De invloed van de Grieken zien we in elk geval duidelijk terug in de bronzen kouros uit Cortona (eerste afbeelding, ca. 540-510 v. Chr.). De houding van de naakte man is strak, zijn linkerbeen staat iets naar voren, de armen strak langs het lichaam, het hoofd opgeheven, en ogen die over de toeschouwer lijken heen te kijken. Al deze elementen zijn overgenomen van de 6de-eeuwse Griekse kouroi, die op hun beurt zijn geïnspireerd door de beeldhouwkunst uit Egypte.

Details

Door incisie zijn de details bijzonder fijn weergegeven, zoals de wenkbrauwen, oogharen, irissen en pupillen. Op de borst en buik zien we tepels, de navel en het schaamhaar.
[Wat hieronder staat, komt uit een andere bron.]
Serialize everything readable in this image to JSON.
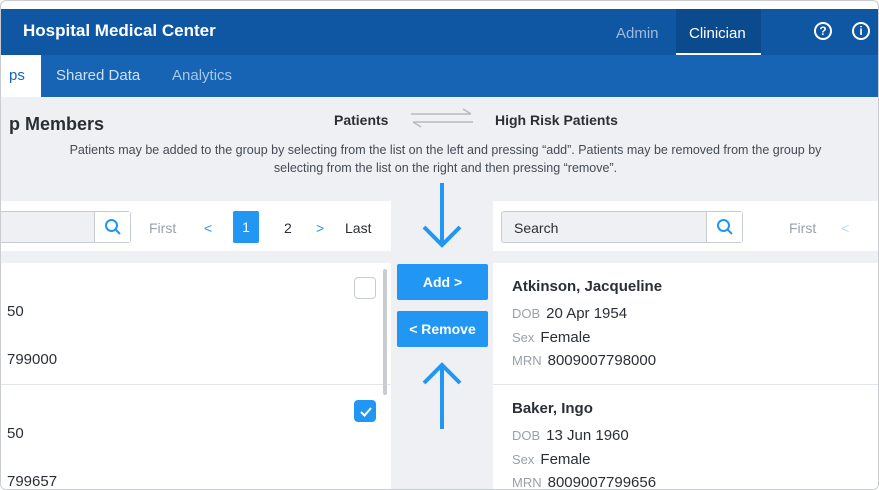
{
  "header": {
    "title": "Hospital Medical Center",
    "roles": [
      "Admin",
      "Clinician"
    ],
    "active_role": "Clinician",
    "help_icon_glyph": "?",
    "info_icon_glyph": "i"
  },
  "tabs": {
    "groups": "ps",
    "shared_data": "Shared Data",
    "analytics": "Analytics"
  },
  "page": {
    "title": "p Members",
    "source_list_label": "Patients",
    "target_list_label": "High Risk Patients",
    "instructions_line1": "Patients may be added to the group by selecting from the list on the left and pressing “add”. Patients may be removed from the group by",
    "instructions_line2": "selecting from the list on the right and then pressing “remove”."
  },
  "left_panel": {
    "search_value": "",
    "pagination": {
      "first": "First",
      "prev": "<",
      "pages": [
        "1",
        "2"
      ],
      "current_page": "1",
      "next": ">",
      "last": "Last"
    },
    "items": [
      {
        "dob_fragment": "50",
        "mrn_fragment": "799000",
        "checked": false
      },
      {
        "dob_fragment": "50",
        "mrn_fragment": "799657",
        "checked": true
      }
    ]
  },
  "transfer_buttons": {
    "add": "Add >",
    "remove": "< Remove"
  },
  "right_panel": {
    "search_placeholder": "Search",
    "pagination": {
      "first": "First",
      "prev": "<"
    },
    "field_labels": {
      "dob": "DOB",
      "sex": "Sex",
      "mrn": "MRN"
    },
    "items": [
      {
        "name": "Atkinson, Jacqueline",
        "dob": "20 Apr 1954",
        "sex": "Female",
        "mrn": "8009007798000"
      },
      {
        "name": "Baker, Ingo",
        "dob": "13 Jun 1960",
        "sex": "Female",
        "mrn": "8009007799656"
      }
    ]
  },
  "colors": {
    "header_bg": "#0f57a3",
    "tabbar_bg": "#1764b5",
    "accent": "#2196f3",
    "content_bg": "#eef0f3"
  },
  "icons": [
    "help-circle-icon",
    "info-circle-icon",
    "swap-arrows-icon",
    "search-icon",
    "checkmark-icon",
    "arrow-down-icon",
    "arrow-up-icon"
  ]
}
Het kapsel is strak en valt in acht lange lokken over de schouders. Veel van deze beeldjes zijn aangetroffen in heiligdommen die gewijd waren aan Apollo, de god die de Etrusken vereerden onder de naam Aplu.

Krijger

Het grote, massief gegoten beeld van een krijger (tweede afbeelding), ook afkomstig uit de archaïsche periode, is gevonden in de buurt van Ravenna. Het is tussen 540 en 520 v. Chr. gemaakt in Centraal-Etrurië. Oorspronkelijk droeg de krijger een lans in de rechterhand en een schild aan de linkerarm. De helm is van het Kretenzische type, met een helmkam die uitloopt in een zwanenkop (hier verloren gegaan).

Inscriptie

Het kuras is gevormd naar de spierpartijen in het lichaam. De onderbenen zijn bedekt met scheenkappen. Het gezicht laat duidelijk een Ionische invloed zien: zachte, bijna vrouwelijke gelaatstrekken met kleine amandelvormige ogen. In de 6de eeuw v. Chr. was die invloed duidelijk merkbaar in de Etruskische kunst. Op de zijkant van het rechterbeen is een inscriptie aangebracht: THUCER HERMENAS TURUCE, oftewel ‘Thucer Hermenas wijdde {mij}’. De naam zou van een legerleider kunnen zijn geweest die zijn Etruskische troepen aanvoerde bij de verovering van het gebied rond Ravenna en zijn triomf vierde met een groot, kostbaar geschenk.